Nous pouvons cesser de subir07/10/20042004Journal/medias/journalnumero/images/2004/10/une1888.jpg.445x577_q85_box-0%2C104%2C1383%2C1896_crop_detail.jpg

Editorial

Nous pouvons cesser de subir

Malgré la "reprise économique" dont se vantent les ministres, les derniers chiffres du chômage sont là: 2,2% de hausse du chômage en un an. 2,4 millions de chômeurs officiellement recensés, pas loin d'un travailleur sur dix. Et ces chiffres ne tiennent pas compte de ceux qui ont été rayés des listes ou qui, découragés, ne pointent plus. Et ni les intérimaires, ni les autres catégories de travailleurs précaires ne sont considérés comme chômeurs.

Rien d'étonnant que le chiffre des RMIstes explose et que 1,6 million de personnes soient obligées de vivre, si l'on peut dire, avec 400 euros par mois!

L'aggravation du chômage concerne tous les travailleurs, car ils sont tous des chômeurs en puissance. Il n'y a pas une semaine sans annonce d'un plan de licenciements de la part des grosses entreprises, y compris parmi les plus puissantes et les plus riches, sans parler des innombrables entreprises petites et moyennes qui licencient discrètement.

Le patronat, responsable de ces licenciements et du chômage, en profite pour faire pression sur les conditions et l'intensité du travail ou sur la discipline. Il n'y a pas qu'à Auchan qu'on licencie pour un oui pour un non: dans le cas d'Auchan, plusieurs caissières mises à la porte après dix ou quinze ans de travail, simplement pour avoir utilisé pour quelques euros de bons de réduction distribués aux clients.

Le grand patronat en profite surtout pour peser sur les salaires, qui subissent, de plus, des prélèvements en croissance. Et pendant que le pouvoir d'achat des travailleurs baisse, les profits des grosses entreprises augmentent dans des proportions extravagantes: 68% de profits en plus pour les plus grandes des plus grandes entreprises, entraînant un accroissement parallèle des revenus des actionnaires. La bourgeoisie capitaliste vit littéralement de l'appauvrissement général du monde ouvrier. Appauvrissement soutenu par le gouvernement, qui non seulement contribue aux profits capitalistes avec des subventions de toute sorte, mais participe à la démolition des conditions d'existence des travailleurs en s'attaquant aux retraites, à l'assurance-maladie ou en diminuant l'emploi dans les secteurs encore publics.
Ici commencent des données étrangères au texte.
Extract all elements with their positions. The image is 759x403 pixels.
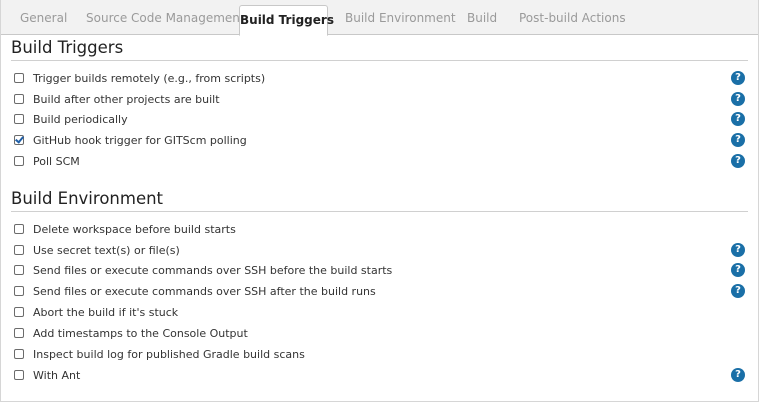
help-icon[interactable]: ? [731,263,745,277]
option-with-ant: With Ant ? [14,367,754,385]
build-triggers-divider [11,60,748,61]
build-after-other-projects-checkbox[interactable] [14,94,24,104]
option-poll-scm: Poll SCM ? [14,153,754,171]
option-add-timestamps: Add timestamps to the Console Output [14,325,754,343]
option-label: Poll SCM [33,155,80,168]
option-build-after-other-projects: Build after other projects are built ? [14,91,754,109]
abort-if-stuck-checkbox[interactable] [14,307,24,317]
option-label: Use secret text(s) or file(s) [33,244,180,257]
option-ssh-before-build: Send files or execute commands over SSH … [14,262,754,280]
github-hook-trigger-checkbox[interactable] [14,134,24,145]
option-label: GitHub hook trigger for GITScm polling [33,134,247,147]
trigger-remotely-checkbox[interactable] [14,73,24,83]
option-label: With Ant [33,369,81,382]
option-trigger-remotely: Trigger builds remotely (e.g., from scri… [14,70,754,88]
help-icon[interactable]: ? [731,368,745,382]
option-label: Inspect build log for published Gradle b… [33,348,305,361]
tab-post-build-actions[interactable]: Post-build Actions [519,0,626,35]
option-label: Send files or execute commands over SSH … [33,285,376,298]
option-label: Delete workspace before build starts [33,223,236,236]
help-icon[interactable]: ? [731,92,745,106]
option-label: Build after other projects are built [33,93,220,106]
build-triggers-heading: Build Triggers [11,38,124,57]
tab-build-environment[interactable]: Build Environment [345,0,456,35]
inspect-gradle-scans-checkbox[interactable] [14,349,24,359]
option-label: Build periodically [33,113,128,126]
option-label: Send files or execute commands over SSH … [33,264,393,277]
option-label: Add timestamps to the Console Output [33,327,248,340]
checkmark-icon [15,134,24,144]
help-icon[interactable]: ? [731,133,745,147]
delete-workspace-checkbox[interactable] [14,224,24,234]
help-icon[interactable]: ? [731,154,745,168]
option-use-secret-text: Use secret text(s) or file(s) ? [14,242,754,260]
option-abort-if-stuck: Abort the build if it's stuck [14,304,754,322]
config-tab-bar: General Source Code Management Build Tri… [1,0,758,36]
help-icon[interactable]: ? [731,71,745,85]
tab-build[interactable]: Build [467,0,497,35]
with-ant-checkbox[interactable] [14,370,24,380]
option-github-hook-trigger: GitHub hook trigger for GITScm polling ? [14,132,754,150]
use-secret-text-checkbox[interactable] [14,245,24,255]
ssh-after-build-checkbox[interactable] [14,286,24,296]
option-label: Trigger builds remotely (e.g., from scri… [33,72,266,85]
build-periodically-checkbox[interactable] [14,114,24,124]
add-timestamps-checkbox[interactable] [14,328,24,338]
build-environment-divider [11,211,748,212]
option-inspect-gradle-scans: Inspect build log for published Gradle b… [14,346,754,364]
option-delete-workspace: Delete workspace before build starts [14,221,754,239]
help-icon[interactable]: ? [731,112,745,126]
option-label: Abort the build if it's stuck [33,306,179,319]
option-build-periodically: Build periodically ? [14,111,754,129]
tab-build-triggers[interactable]: Build Triggers [239,5,334,36]
help-icon[interactable]: ? [731,243,745,257]
build-environment-heading: Build Environment [11,189,164,208]
ssh-before-build-checkbox[interactable] [14,265,24,275]
option-ssh-after-build: Send files or execute commands over SSH … [14,283,754,301]
help-icon[interactable]: ? [731,284,745,298]
tab-source-code-management[interactable]: Source Code Management [86,0,245,35]
tab-general[interactable]: General [20,0,67,35]
poll-scm-checkbox[interactable] [14,156,24,166]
Devant un public de patrons, Sarkozy s'est vanté des succès du gouvernement. La réforme de l'assurance-maladie, disait-il, avance sans provoquer une seule manifestation; l'EDF est en train d'être privatisée sans une seule journée de grève. Ces gens-là sont fiers de la réussite de leurs attaques contre le monde du travail. Mais, dans la vantardise même d'un Sarkozy, il y a en filigrane une crainte: celle d'une réaction du monde du travail.

Eh bien oui, c'est à cette réaction qu'il faut se préparer. Il n'y a pas d'autre moyen d'arrêter les mesures antiouvrières du patronat et du gouvernement, d'arrêter la baisse des salaires réels et les licenciements, qu'un soulèvement du monde du travail.

Cette année, les confédérations syndicales n'ont rien proposé à la rentrée, pas même une manifestation ou une journée d'action d'ensemble. Cela ne suffirait certes pas à faire reculer le patronat et le gouvernement, mais montrerait au moins que les travailleurs refusent les coups et que ceux d'en face ont tort de penser qu'ils peuvent continuer impunément.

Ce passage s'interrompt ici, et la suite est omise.